La carovana è composta da 22 persone. Tranne Hamira, che è qui con quattro figli e senza il marito che l’aspetta ad Oslo, nessuno ha più di 25 anni. Otto uomini, il resto donne e bambini. Non c’è tempo per riposare, mancano poche ore all’ultimatum di Orban, quando la frontiera verrà sigillata. Il leader è Omar, barba fitta e lo sguardo di chi ne ha sempre abbastanza. «Fratello, se è vero che il tuo Dio è anche il mio, stasera deve farci vincere insieme», si augura Hassan, quindici anni e una faccia da giamburrasca. Una volta l’imam lo ha cacciato dalla madrassa, la scuola annessa alla moschea vicino Aleppo. «Lui insegnava che il jihad è quello che dobbiamo combattere contro gli infedeli. Allora gli ho chiesto come si chiama la guerra di musulmani contro musulmani che ci sta sterminando tutti». Forse esagera quando, trattenendo gli sghignazzi, racconta di avere rischiato il linciaggio. «È tutto vero», scandisce la sorella traducendo con un cenno del capo un’espressione rassegnata e benevola della madre.
Molti taxisti serbi per cento euro a corsa (ma altri lo fanno gratis) percorrono i quindici chilometri che distanziano il campo di raccolta di Kanjiza dalle radure di granturco attraversate da un binario morto e delimitate dal filo spinato magiaro. Camminiamo da un’ora e c’è anche una bella luna. Un aiuto per non inciampare, ma anche un’arma in più per le guardie di confine. Non si fa in tempo a pensarlo, che Omar ordina di stare giù. Saranno trecento metri, forse meno. Da dietro un terrapieno arrivano i riflessi di una luce azzurra. Vuol dire due cose. Primo: il muro di Orban è a un passo. Secondo: il confine è sorvegliato. La buona notizia, secondo Omar, è che la pattuglia va nella direzione della ferrovia, dove non si contano i tentativi di attraversamento, e non verso il fiume.
Prima della partenza la carovana di fuggiaschi si è data poche ma chiare regole: sigarette, torce e telefoni spenti, anche se vuol dire privarsi del gps; nessuno deve essere lasciato indietro; in caso di guai con la polizia, prima proteggere le donne e i bambini. «E se qualcuno vuole pregare, lo faccia in silenzio e con insistenza», chiude Yasar, l’aspirante matematico curdo di Kobane, che prima di incamminarsi aveva assicurato di non credere in niente, «solo nella logica».Finalmente la scia luminosa si disperde in lontananza.

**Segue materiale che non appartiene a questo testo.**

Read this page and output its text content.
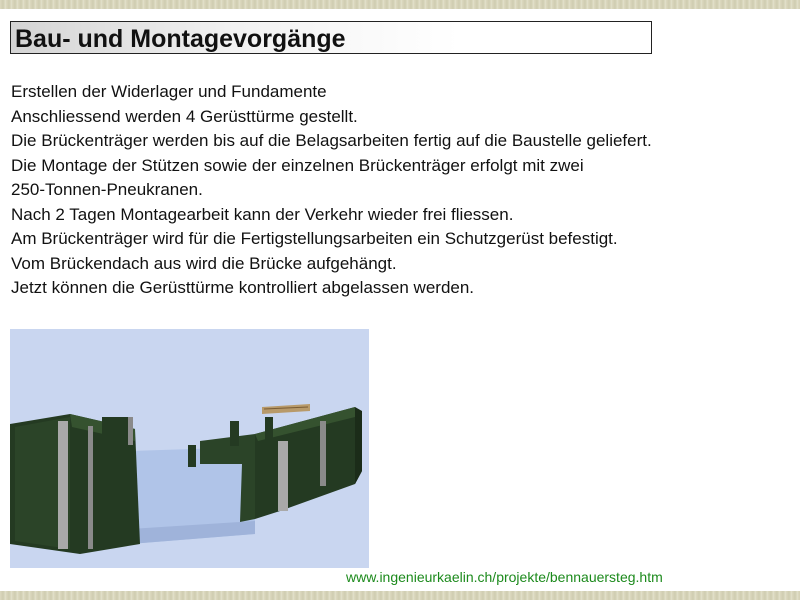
Bau- und Montagevorgänge
Erstellen der Widerlager und Fundamente
Anschliessend werden 4 Gerüsttürme gestellt.
Die Brückenträger werden bis auf die Belagsarbeiten fertig auf die Baustelle geliefert.
Die Montage der Stützen sowie der einzelnen Brückenträger erfolgt mit zwei
250-Tonnen-Pneukranen.
Nach 2 Tagen Montagearbeit kann der Verkehr wieder frei fliessen.
Am Brückenträger wird für die Fertigstellungsarbeiten ein Schutzgerüst befestigt.
Vom Brückendach aus wird die Brücke aufgehängt.
Jetzt können die Gerüsttürme kontrolliert abgelassen werden.
www.ingenieurkaelin.ch/projekte/bennauersteg.htm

Fino a quando Sara, di neanche tre mesi, comunica alla maniera dei lattanti di avere fame. Proprio ora, a due passi da chissà quanti soldati. La madre sapeva che sarebbe accaduto e prima ancora che la implorino di tappare la bocca alla piccolina, Sara già succhia il latte da un biberon nuovo di zecca che una famiglia serba di Kanjiza gli ha regalato con una scorta di pannolini e latte caldo. Sazia di poppate e coccole, si riaddormenta.Dopo un tornante tracciato dai mezzi agricoli, ecco il muro. I pali d’acciaio non sono ancora arrivati fin qui, e il filo spinato, complice il buio, fa meno paura. Non arriva neanche ai due metri d’altezza. La cesoia recuperata chissà come da Yasar il curdo rimane nello zaino, perché qualcun altro è passato da qui lasciando delle coperte con cui coprire gli aculei. Sembrano antilopi, come si fossero allenati tutta la vita per questo salto. In un paio di minuti siamo tutti dall’altra parte.È ora di rimettersi in marcia, quando Hassan sbuca da sotto una coperta. Sfidando i "grandi", l’adolescente di Aleppo aveva acceso lo smartphone. «La polizia ungherese sta trasferendo i rifugiati del campo di Roszke sui bus per Budapest. Non prendono le impronte», annuncia. Si cambia rotta. Roszke è dietro la boscaglia, al massimo venti minuti a piedi. Omar si fa il segno della croce: «Lo dicevo che l’Ungheria è un Paese cristiano».